Speaking at a symposium organised by CUTS in Jaipur on ‘Making North Indian States Competitive: Path to Inclusive and Sustainable Growth’, Verma, who was the guest of honour at the event, highlighted that competitive federalism is a key feature of the US economy as it is in India. CUTS had organised the symposium with support from the Confederation of Indian Industry and the US Embassy.
Arun Maira, president, CUTS, emphasised on using tools like Regulatory Impact Assessment of focusing on micro, small and medium enterprises (MSMEs) to create jobs and ensure sustainable and inclusive growth. “The biggest challenge is to generate more jobs and for that we need to create more enterprise, more SMEs. These SMEs are our feet on the ground. Hence, we need to formulate policies after listening to their experiences. India would rank better globally if we formulate better laws after consulting these SMEs and actually got the policies implemented in the right spirit,” he said.

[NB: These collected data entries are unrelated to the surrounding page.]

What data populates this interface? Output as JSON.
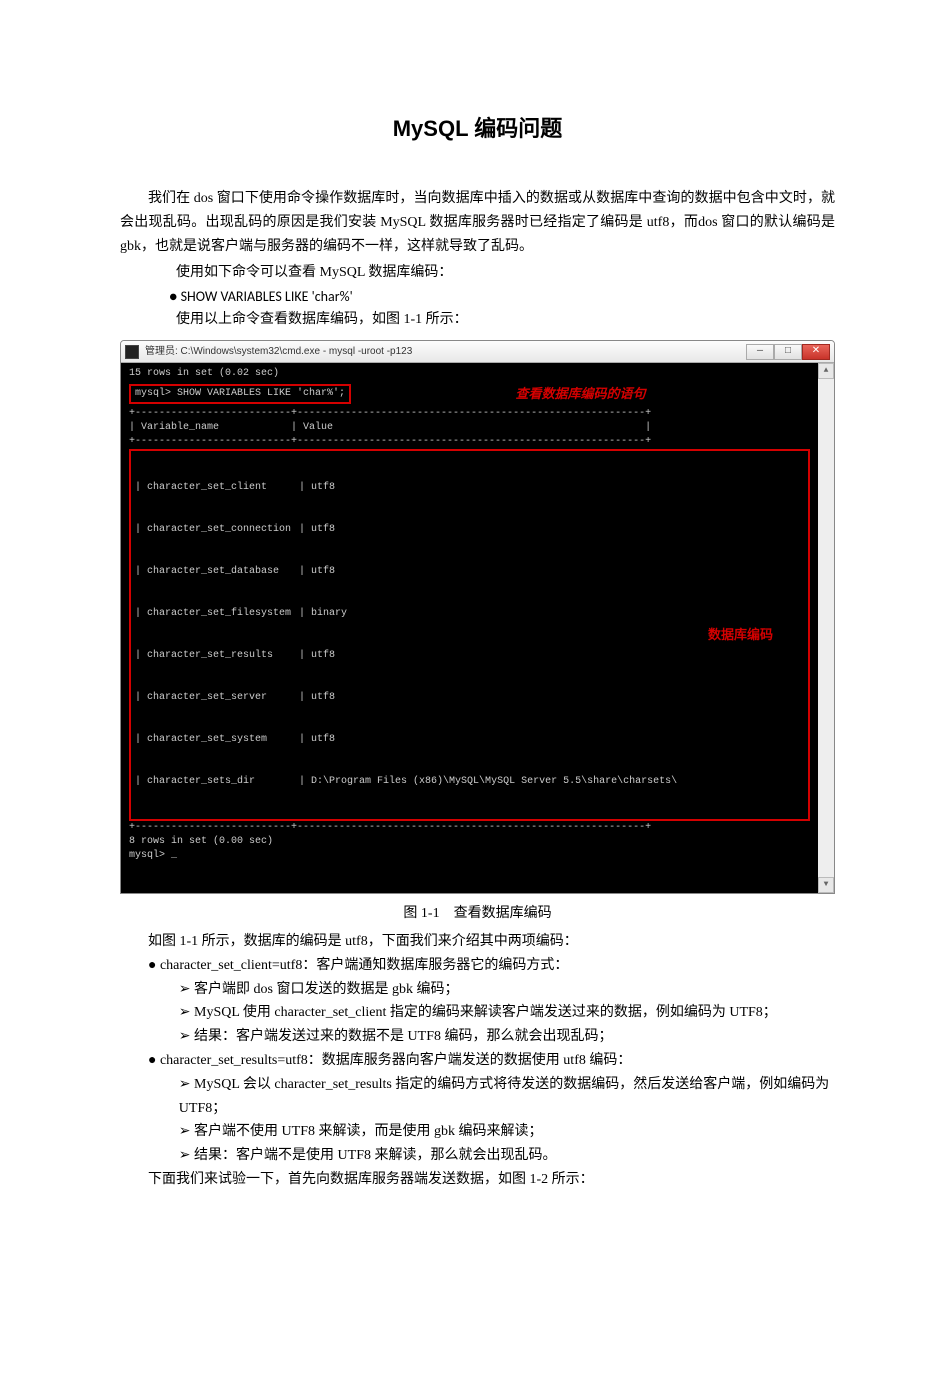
{
  "title": "MySQL 编码问题",
  "para1": "我们在 dos 窗口下使用命令操作数据库时，当向数据库中插入的数据或从数据库中查询的数据中包含中文时，就会出现乱码。出现乱码的原因是我们安装 MySQL 数据库服务器时已经指定了编码是 utf8，而dos 窗口的默认编码是 gbk，也就是说客户端与服务器的编码不一样，这样就导致了乱码。",
  "para2": "使用如下命令可以查看 MySQL 数据库编码：",
  "cmd1": "SHOW  VARIABLES  LIKE  'char%'",
  "para3": "使用以上命令查看数据库编码，如图 1-1 所示：",
  "window": {
    "title": "管理员: C:\\Windows\\system32\\cmd.exe - mysql  -uroot -p123",
    "min": "—",
    "max": "□",
    "close": "✕"
  },
  "terminal": {
    "line1": "15 rows in set (0.02 sec)",
    "blank": "",
    "query_prompt": "mysql> SHOW VARIABLES LIKE 'char%';",
    "query_label": "查看数据库编码的语句",
    "sep": "+--------------------------+----------------------------------------------------------+",
    "header_row": "| Variable_name            | Value                                                    |",
    "data_label": "数据库编码",
    "vars": [
      "| character_set_client",
      "| character_set_connection",
      "| character_set_database",
      "| character_set_filesystem",
      "| character_set_results",
      "| character_set_server",
      "| character_set_system",
      "| character_sets_dir"
    ],
    "vals": [
      "| utf8",
      "| utf8",
      "| utf8",
      "| binary",
      "| utf8",
      "| utf8",
      "| utf8",
      "| D:\\Program Files (x86)\\MySQL\\MySQL Server 5.5\\share\\charsets\\"
    ],
    "footer1": "8 rows in set (0.00 sec)",
    "footer2": "mysql> _"
  },
  "caption1": "图 1-1　查看数据库编码",
  "para4": "如图 1-1 所示，数据库的编码是 utf8，下面我们来介绍其中两项编码：",
  "b1": "character_set_client=utf8：客户端通知数据库服务器它的编码方式：",
  "b1a": "客户端即 dos 窗口发送的数据是 gbk 编码；",
  "b1b": "MySQL 使用 character_set_client 指定的编码来解读客户端发送过来的数据，例如编码为 UTF8；",
  "b1c": "结果：客户端发送过来的数据不是 UTF8 编码，那么就会出现乱码；",
  "b2": "character_set_results=utf8：数据库服务器向客户端发送的数据使用 utf8 编码：",
  "b2a": "MySQL 会以 character_set_results 指定的编码方式将待发送的数据编码，然后发送给客户端，例如编码为 UTF8；",
  "b2b": "客户端不使用 UTF8 来解读，而是使用 gbk 编码来解读；",
  "b2c": "结果：客户端不是使用 UTF8 来解读，那么就会出现乱码。",
  "para5": "下面我们来试验一下，首先向数据库服务器端发送数据，如图 1-2 所示："
}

Rajpal Singh Shekhawat, urban development minister, Rajasthan, mentioned that several initiatives have been taken to improve transparency and governance and the state government is willing to work with the stakeholders to improve state capacity to promote competition and check anti-competitive practices.
Shekhawat emphasised on the importance of creating human competitiveness which include citizens participating and benefiting from competition. He also acknowledged the need to improve capacity at lower levels of governance to improve engagement with stakeholders.
Pradeep S Mehta, secretary general, CUTS International, said while several reforms have been adopted by north Indian states, unfinished agenda remains to pursue.
He also noted that while the central government has adopted pro-competitive legislations, capacity within states to promote competition and check abuse remains limited. Pointing out the need to build the capacity of entry- and mid-level government officials, Mehta noted these officials are key to implement reforms adopted by states.
Albert Allen Foer, founder, American Antitrust Institute, highlighted the American experience on competitiveness and Anthony D’Sa, former chief secretary, Madhya Pradesh, shared the good practices adopted by Madhya Pradesh to promote competitiveness.